From the Pennsylvania Game Commission
-- The Pennsylvania Board of Game Commissioners has approved hunting and trapping seasons and bag limits for 2009-10, including an antlerless deer license allocation for the 22 Wildlife Management Units and a new hunting hour table for the new license year.
Board Modifies expanded use of Crossbows
Commissioners gave final approval to a regulatory change that would allow hunters to use magnifying scopes on bows or crossbows during the archery deer and archery bear seasons. On March 5, in a notational vote, the Board gave preliminary approval to the modification.
At its January meeting, the Board gave final approval to a regulatory change to permit the use of crossbows in archery deer and bear seasons. Prior to that vote, however, the Board accepted an amendment to prohibit the use of magnifying scopes during the archery deer and bear seasons.
“Shortly after that vote, the agency began to receive significant public comment about that magnification prohibition,” said Carl G. Roe, Game Commission executive director. “The Board decided it would be appropriate to revisit this aspect of the recently approved use of crossbows in the state’s archery seasons.”
The amendment includes a sunset date for the expanded crossbow use remains in place. This provision will require a future Board to consider the impact of expanded use of crossbows, if any, before June 30, 2012, and whether the privilege should continue into the future.
For the 2009-10 seasons, a crossbow must have a peak drawn weight of at least 125 pounds, and a bolt must be equipped with a broadhead that has an outside diameter or width of at least 7/8 inches with at least two cutting edges on the same plane throughout the length of the cutting surface, and shall not exceed three inches in length. There is no maximum draw weight.
Crossbows may only be used during the early and late muzzleloader season when they overlap with archery seasons and an archery license is required.

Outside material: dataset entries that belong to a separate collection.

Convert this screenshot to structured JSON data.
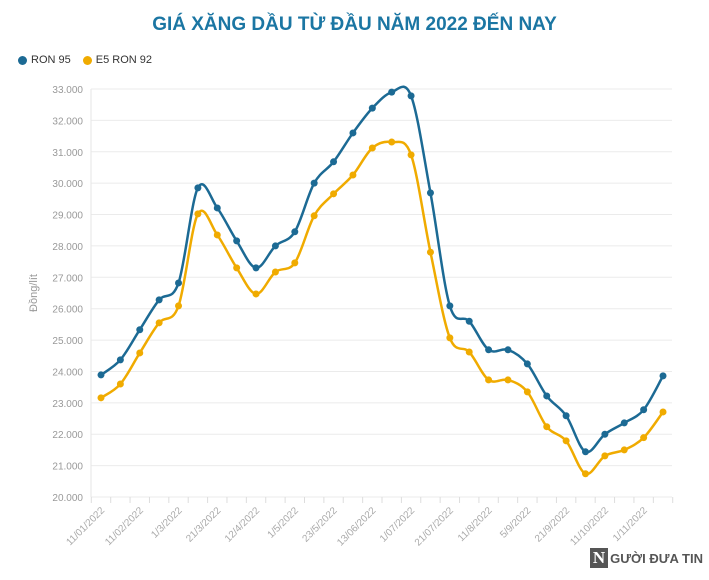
{
  "chart_data": {
    "type": "line",
    "title": "GIÁ XĂNG DẦU TỪ ĐẦU NĂM 2022 ĐẾN NAY",
    "xlabel": "",
    "ylabel": "Đồng/lít",
    "ylim": [
      20000,
      33000
    ],
    "yticks": [
      20000,
      21000,
      22000,
      23000,
      24000,
      25000,
      26000,
      27000,
      28000,
      29000,
      30000,
      31000,
      32000,
      33000
    ],
    "ytick_labels": [
      "20.000",
      "21.000",
      "22.000",
      "23.000",
      "24.000",
      "25.000",
      "26.000",
      "27.000",
      "28.000",
      "29.000",
      "30.000",
      "31.000",
      "32.000",
      "33.000"
    ],
    "x_labels": [
      "11/01/2022",
      "11/02/2022",
      "1/3/2022",
      "21/3/2022",
      "12/4/2022",
      "1/5/2022",
      "23/5/2022",
      "13/06/2022",
      "1/07/2022",
      "21/07/2022",
      "11/8/2022",
      "5/9/2022",
      "21/9/2022",
      "11/10/2022",
      "1/11/2022"
    ],
    "grid": true,
    "legend_position": "top-left",
    "series": [
      {
        "name": "RON 95",
        "color": "#1c6a94",
        "values": [
          23890,
          24370,
          25330,
          26280,
          26820,
          29850,
          29210,
          28160,
          27300,
          28000,
          28450,
          30000,
          30680,
          31600,
          32390,
          32900,
          32780,
          29690,
          26090,
          25600,
          24690,
          24690,
          24240,
          23220,
          22590,
          21440,
          22000,
          22360,
          22780,
          23860
        ]
      },
      {
        "name": "E5 RON 92",
        "color": "#f0ab00",
        "values": [
          23160,
          23600,
          24590,
          25550,
          26090,
          29020,
          28350,
          27300,
          26470,
          27170,
          27460,
          28960,
          29660,
          30260,
          31120,
          31310,
          30900,
          27800,
          25070,
          24620,
          23730,
          23730,
          23350,
          22240,
          21790,
          20740,
          21310,
          21500,
          21890,
          22710
        ]
      }
    ]
  },
  "watermark": "NGƯỜI ĐƯA TIN"
}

Deer Seasons to be similar for 2009-10
The 2009-10 seasons retain all of the opportunities provided in the past to address the goals of the agency’s deer management plan. The only significant change was the extension of the late flintlock season for Wildlife Management Units (WMUs) 2B, 5C and 5D to run from Dec. 26 to Jan. 23.
Hunters in WMUs 2D, 2G, 3C and 4B will again have a five-day, antlered deer only season starting the Monday after Thanksgiving, followed immediately by seven days of concurrent, antlered and antlerless deer hunting. The proposed package retains the two-week (12-day) concurrent, antlered and antlerless season in the remaining 18 WMUs.
On April 20, the Board received a presentation by the Bureau of Wildlife Management regarding the study that has begun to evaluate the impact of split seasons in WMUs 2D, 2G, 3C and 4B on hunter success rates for future use as a new management tool. (For more information on the study, visit the agency website at www.pgc.state.pa.us.
Roe noted that, in 2008, the four WMUs chosen for this split season were because: WMUs 2G and 4B have ongoing deer research in them; WMU 2D is an area where antler restrictions are set at four points on one side, and is where the agency previously had deer research conducted; and WMU 3C is an area where antler restrictions are set at three points on one side, and is an area of the state where no extensive deer research has been conducted.
“Antlerless deer harvest versus number of days of opportunity, or the overall season length, will be evaluated, and we will conduct annual surveys of hunters to address other aspects of the program,” Roe said. “Stakeholders may be able to provide input by sharing whether they’d like more opportunity via time, such as two weeks or more, or more people involved through perhaps more tags and shorter seasons.”
The Deer Management Assistance Program (DMAP) that addresses landowner deer management objectives within WMUs remains in place. Hunters with DMAP antlerless deer permits may use them during any established deer season, and will continue to be permitted to harvest antlerless deer from Nov. 30-Dec. 12 in WMUs 2D, 2G, 3C and 4B.
“DMAP provides a tool to harvest antlerless deer on specific properties to lessen deer impacts for landowners and the habitat,” Roe said. Fees for DMAP permits are $10 for residents and $35 for nonresidents.
Antlerless deer license allocations also approved
Antlerless license allocations for each of the 22 Wildlife Management Units (WMUs) were approved, and will be based on measurements of deer health, habitat health and level of deer-human conflicts based on Citizen Advisory Committee (CAC) input, as well as deer population trends.
The agency seeks a decrease in the population trends in WMUs 2B, 5C and 5D, which are the three most developed areas of the state. Based on CAC input, and supported by scientific measurements, the agency is continuing to allow for an increase in the population trend in WMUs 4E and 5A. In all other WMUs, the agency continues to seek stabilization of population trends. The only WMU to see an increase in its allocation is WMU 5C, which increased from 92,000 last year to 113,000 for the 2009-10 seasons.
More detailed information for each WMU allocation will be posted on the agency’s website in the near future.